Collage campus. I didn’t intend to like this book based on its subject matter. Dying old guy and young girl as friends. Yet. I did like it. More for its richness of language, word play, concision of phrasing. And. Daniel’s perspective on life as a collage alum, rather than a college one. An asymmetrically smart relationship. Historical. Topical. Not a story novel. More a literary read.

Green Day

I know. Musical allusions abound. Anyway. That was fast. Virginia out. Busted brackets making more racket than St. Patrick’s Day parade marching bands up Fifth Avenue. Tiger sure didn’t burn up the greens either yesterday. So. Guess it’s dyed beer at the pubs to drown sorrows and boredom. Or read a book. Autumn by Ali Smith next on the book club list. Even though it’s nearly Spring, it’s cold. Yeah. One of those days.

Serpentine Shifts

The Golden GlobesHats off to the few women who represented true individualism by not conforming to walking the red carpet in black.
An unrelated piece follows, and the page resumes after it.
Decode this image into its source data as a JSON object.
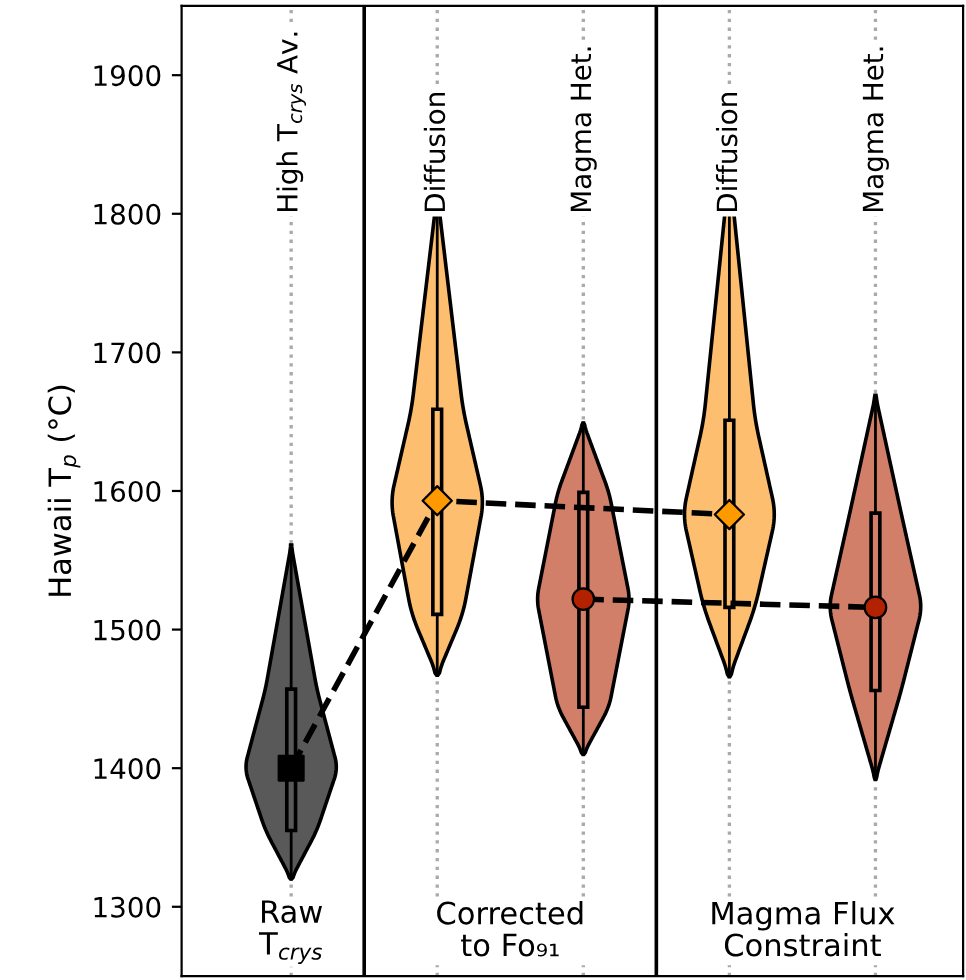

What’s the point when you pose and strut and remain objectified as a pretty thing anyway? Nicole should have thanked her co-star. Male directors need not have been dissed. Misandry is not the answer to bad behavior by a few jerks. Happy about James Franco. Of course. And Seth Meyers was solid.

The Essex Serpent, a novel by Sarah Perry. An amorphous Ness. Meant to be a Victorian Gothic homage, it didn’t quite manage either. Science, medicine, modernity dispelled the gossamer blue fog along a rural estuary where the mythic serpent was reportedly glimpsed. The so-called monster never conjured a terror commensurate with the village’s reaction. Perry draws her characters well. They just didn’t seem to belong in the same story together. A good read, but don’t agree with all the literary accolades.

GOT Books?

Game of Thrones returns. After reviewing the last two episodes of gory wars, exploding bodies, and dogs’ ravenous dinner of Ramsay, Season 7 began. It couldn’t get grosser, could it? Oh yes. How does a library become a cesspool. Literally. There are tomes and turds galore. And.

Speaking of bad reads. Leaving Lucy Pear, Solomon’s “mother load” touted by WaPo, is a dud.

Literary Mind Craft

The Night Ocean, by Paul La Farge. I’m not sure. It kept me rapt. Author clearly had lots of things to work through. Personally. Maybe. Literarily many unfinished stories found their way into this dense work. Sprawling disjointed tales of several complex people in different times and places. Spaces. Told from a woman’s point of view, Marina the shrink, working out her own issues. The author gave her an authentic voice. It begins as her husband Charlie disappears into Agawam Lake in the Berkshires. H.S. Lovecraftian fandom less clear. More context necessary for those not acquainted with this cult of science-fiction-horror genre. Nonetheless. Worth the meandering page-turning journey. Lots to think about. La Farge’s New Yorker view.

Speaking of mind-bending. Twin Peaks so far is a self-indulgent David Lynchian acid trip with no redeeming plot value. Vomitaceous. Literally.